Dienstnehmerinnen und Dienstnehmern steht kein Pendlerpauschale (und kein Pendlereuro) zu, wenn ein arbeitgebereigenes Kfz für Fahrten zwischen Wohnung und Arbeitsstätte zur Verfügung gestellt wird. Mit Erkenntnis vom 21.10.2020, Ro 2019/15/0185 entschied der VwGH, dass auch ein von Dienstnehmerinnen und Dienstnehmern geleisteter Kostenbeitrag in Höhe des vollen Sachbezugswertes daran nichts ändert und hob damit eine zuvor ergangene gegenteilige Entscheidung des BFG auf.
Dem Dienstnehmer wurde vom Dienstgeber für die Wegstrecke vom Wohnort zur Arbeitsstätte ein arbeitgebereigenes Kfz zur Verfügung gestellt.
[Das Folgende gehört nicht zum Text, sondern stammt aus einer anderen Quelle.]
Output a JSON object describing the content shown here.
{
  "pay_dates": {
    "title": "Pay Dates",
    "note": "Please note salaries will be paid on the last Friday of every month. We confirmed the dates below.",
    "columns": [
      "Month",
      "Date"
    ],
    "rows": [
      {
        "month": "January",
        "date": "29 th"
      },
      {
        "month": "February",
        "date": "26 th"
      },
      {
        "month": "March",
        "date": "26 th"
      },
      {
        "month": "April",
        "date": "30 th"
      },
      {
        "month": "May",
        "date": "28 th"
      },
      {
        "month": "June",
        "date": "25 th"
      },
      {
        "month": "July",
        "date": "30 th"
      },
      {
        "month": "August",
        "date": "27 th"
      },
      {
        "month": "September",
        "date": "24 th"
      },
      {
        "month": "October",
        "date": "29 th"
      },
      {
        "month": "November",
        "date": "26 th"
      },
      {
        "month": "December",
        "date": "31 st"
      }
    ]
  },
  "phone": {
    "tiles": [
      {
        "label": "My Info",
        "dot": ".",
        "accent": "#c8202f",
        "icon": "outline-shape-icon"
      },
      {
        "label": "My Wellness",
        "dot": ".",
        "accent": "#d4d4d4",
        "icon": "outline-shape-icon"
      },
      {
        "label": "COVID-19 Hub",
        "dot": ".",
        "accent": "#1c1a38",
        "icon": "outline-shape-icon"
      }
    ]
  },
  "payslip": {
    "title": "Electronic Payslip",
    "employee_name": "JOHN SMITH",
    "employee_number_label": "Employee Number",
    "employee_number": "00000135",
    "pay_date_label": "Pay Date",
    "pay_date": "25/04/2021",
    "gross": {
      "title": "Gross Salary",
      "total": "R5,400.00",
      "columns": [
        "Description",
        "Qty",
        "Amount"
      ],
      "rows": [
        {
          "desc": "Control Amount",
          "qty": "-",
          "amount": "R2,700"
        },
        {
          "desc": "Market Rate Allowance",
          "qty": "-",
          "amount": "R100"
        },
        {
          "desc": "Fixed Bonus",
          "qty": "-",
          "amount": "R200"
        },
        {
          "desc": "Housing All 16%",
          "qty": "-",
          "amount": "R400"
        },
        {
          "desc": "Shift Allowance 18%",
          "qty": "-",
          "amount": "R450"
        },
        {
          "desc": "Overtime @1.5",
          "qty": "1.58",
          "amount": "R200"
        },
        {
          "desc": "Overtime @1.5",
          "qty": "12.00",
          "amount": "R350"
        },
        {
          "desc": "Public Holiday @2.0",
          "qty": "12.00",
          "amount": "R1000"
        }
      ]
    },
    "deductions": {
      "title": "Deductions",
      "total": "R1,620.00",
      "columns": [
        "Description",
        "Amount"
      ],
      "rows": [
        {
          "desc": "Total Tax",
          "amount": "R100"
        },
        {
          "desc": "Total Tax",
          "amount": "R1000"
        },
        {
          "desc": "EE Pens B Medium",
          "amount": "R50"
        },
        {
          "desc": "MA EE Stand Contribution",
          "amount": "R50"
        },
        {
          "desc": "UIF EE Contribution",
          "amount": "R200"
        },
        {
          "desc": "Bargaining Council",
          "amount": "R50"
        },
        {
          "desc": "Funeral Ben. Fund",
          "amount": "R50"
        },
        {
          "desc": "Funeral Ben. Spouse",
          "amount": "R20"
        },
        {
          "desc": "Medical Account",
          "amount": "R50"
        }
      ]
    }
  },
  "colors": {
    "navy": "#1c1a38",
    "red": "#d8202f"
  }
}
Zudem war ein Kostenbeitragsmodell vereinbart, wonach „die Höhe des aus lohnsteuerrechtlicher Sicht anzusetzenden Sachbezuges als monatliche Zahlung (Privatanteil) durch Dienstnehmerinnen und Dienstnehmer zu leisten ist“. Dementsprechend entrichtete der Dienstnehmer in diesem Fall monatliche Kostenbeiträge in Höhe von EUR 394,35 (dies entspricht 1,5 % der vom Dienstgeber aufgewendeten Anschaffungskosten für den Dienstwagen). Eine Besteuerung des Sachbezugs unterblieb.
Vom Arbeitgeber waren nach der Vereinbarung ua folgende Kosten zu tragen: An- und Abmeldung, Wartung laut Serviceplan, Verschleißreparaturen, Ersatzteile und Bereifung, § 57a-Begutachtungen (Pickerl), Kraftstoff mittels vom Dienstgeber beigestellten Tankkarten (in Ausnahmefällen auch ohne Tankkarte), Parken und Garagieren im dienstlichen Zusammenhang, Haftpflicht-, Vollkasko- und Rechtsschutzversicherung, Jahresvignette sowie bestimmte Mautgebühren und Reinigungskosten. Die Kosten für den Dienstnehmer iZm dem Dienstwagen beschränkten sich abgesehen von dem monatlichen Kostenbeitrag auf einen allenfalls zu leistenden Selbstbehalt im Schadensfall, private Parkgebühren, Mautgebühren bei Privatfahrten sowie die Kosten für die laufende Reinigung. Im Rahmen der Arbeitnehmerveranlagung 2016 gewährte das Finanzamt dem Dienstnehmer das geltend gemachte Pendlerpauschale und den Pendlereuro nicht, weil für die Wegstrecke vom Wohnort zur Arbeitsstätte ein arbeitgebereigenes Kfz zur Verfügung gestanden sei.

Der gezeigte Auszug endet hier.